Real life unreliable narrators are a lot less fun. In fiction, the author can simply clarify the information, debunk the lies or rumors or half-truths, and tie things up in a bow for the reader or viewer. When we’re dealing with unreliable sources of information in the real world it’s a lot harder—no deus ex machina is going to help you—and the stakes can be much, much higher. Figuring out what’s true versus what’s only got a kernel of truth versus what just sounds plausible is essential. It’s also difficult and time consuming.
Not all unreliable narrators intend to be unreliable. Anyone who’s ever played a game of “Telephone,” heard an urban legend, or watched a meme morph as it circulates around social media is familiar with the ways people can innocently introduce wrong or misleading information into an anecdote or story.
But sometimes unreliability is not innocent at all. Misinformation, disinformation, propaganda, “spin,” and outright lies told in the interest of any ulterior motive don’t just hurt people and harm societies, they damage our ability to place our trust in learning, information, and meaning. It is a moral injury.

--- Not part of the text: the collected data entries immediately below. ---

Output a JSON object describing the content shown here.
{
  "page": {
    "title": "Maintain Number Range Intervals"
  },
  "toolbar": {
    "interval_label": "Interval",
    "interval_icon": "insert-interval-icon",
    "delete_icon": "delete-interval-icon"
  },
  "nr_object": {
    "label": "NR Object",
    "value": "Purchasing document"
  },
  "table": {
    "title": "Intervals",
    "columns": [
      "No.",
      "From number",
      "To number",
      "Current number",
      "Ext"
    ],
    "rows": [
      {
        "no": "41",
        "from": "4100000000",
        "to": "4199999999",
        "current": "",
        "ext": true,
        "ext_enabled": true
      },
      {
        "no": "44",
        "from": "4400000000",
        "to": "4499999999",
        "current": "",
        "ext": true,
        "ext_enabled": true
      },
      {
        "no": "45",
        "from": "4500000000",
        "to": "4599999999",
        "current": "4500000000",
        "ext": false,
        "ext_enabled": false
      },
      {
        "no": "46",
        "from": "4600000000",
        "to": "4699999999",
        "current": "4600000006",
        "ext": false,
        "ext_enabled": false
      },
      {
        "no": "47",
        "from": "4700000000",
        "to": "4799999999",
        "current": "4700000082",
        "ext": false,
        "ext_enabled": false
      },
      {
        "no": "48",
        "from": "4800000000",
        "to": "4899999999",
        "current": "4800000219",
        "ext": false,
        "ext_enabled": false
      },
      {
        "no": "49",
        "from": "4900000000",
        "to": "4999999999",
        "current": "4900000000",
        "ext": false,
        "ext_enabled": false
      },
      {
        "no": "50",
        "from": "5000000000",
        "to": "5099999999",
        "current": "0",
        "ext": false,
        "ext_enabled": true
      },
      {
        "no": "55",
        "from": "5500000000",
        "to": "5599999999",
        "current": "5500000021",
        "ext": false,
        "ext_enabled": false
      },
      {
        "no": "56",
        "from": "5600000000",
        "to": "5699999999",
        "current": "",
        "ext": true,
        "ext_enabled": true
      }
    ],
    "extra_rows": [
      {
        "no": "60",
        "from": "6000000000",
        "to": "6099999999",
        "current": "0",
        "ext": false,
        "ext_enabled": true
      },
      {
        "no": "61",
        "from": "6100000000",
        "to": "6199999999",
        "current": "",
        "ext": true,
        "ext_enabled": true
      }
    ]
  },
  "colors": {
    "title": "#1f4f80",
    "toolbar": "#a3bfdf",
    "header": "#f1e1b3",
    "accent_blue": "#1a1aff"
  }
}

At this moment in time we live in an information ecosystem where it is exceptionally easy to generate and disseminate misleading and false information. We also live in an information ecosystem where it has become more and more difficult to tell what’s real and what isn’t, what’s true and what’s a lie, and where systems like AI, which cannot evaluate the validity of information, compound misinformation and lies through pure mechanical, uncritical repetition.
When it comes to our ability to do research and locate trustworthy, valid information, this can be devastating. What happens to our ability to find and share solid information, especially first-hand and eyewitness information, in an era where deepfakes—faked videos in which individuals are made to appear to say and do things they never did—are becoming more common, as are other forms of egregious forgery and fakery? More to the point, what can a researcher do about it?
Primary Sources and Technological Shifts
One thing researchers can and should do is to think carefully about primary sources and learn to be canny about selecting and using them.
A primary source is any first-hand contemporaneous artifact or documentary source of an event or topic, especially those produced by people who were directly involved in or witness to the events in question. Documents like diaries, letters, newspaper articles, original artworks, eyewitness accounts, sets of statistical data, audio or video recordings, and so on provide original sources of information about a particular event or moment in time.
Once upon a time, primary sources were relatively stable once created. This had to do in large part with the technologies used to create them. Once you wrote that letter or that page in your diary, it wasn’t actually all that easy to change what you’d written — you’d have to destroy the original and write another. The same was true of things like newspaper articles or audio recordings made with physical media (vinyl records, for instance, or magnetic audiotape).
Once the object was made, whether that meant printing the newspaper or making a copy of an 8-track tape, altering it was not impossible but was unlikely, simply because the alterations were physical and left distinctive traces. Changes to printed materials and physical recordings leave funny-looking visible spots in printed materials, audible glitches and skips in recordings, visible splices in tapes. For similarly pragmatic reasons, documents for which there are many physical copies—printed newspapers or books, physical photographs or audiovisual recordings—are less likely to be doctored after they are produced because of the difficulty of doing so to all the copies.

Every once in a while, a really gifted forger or counterfeiter manages to create a undetectable (or nearly undetectable) physical fake, but that’s always been pretty rare. It’s difficult and often expensive to produce really good fakes of physical objects, so that sort of thing has most often been found in association with objects of particularly high economic value: counterfeit currency, fake jewels, art forgeries.
An important principle in assessing the possibility that a source or document is fraudulent or even just misleading is quite simply to consider whether passing it off as genuine would be valuable. If a fraud wouldn’t pay off in some way or other, it’s less likely that anyone will go to the trouble. On the other hand, when fraud becomes easier to perpetrate, the cost/benefit ratio of going to the trouble to manipulate or falsify things changes.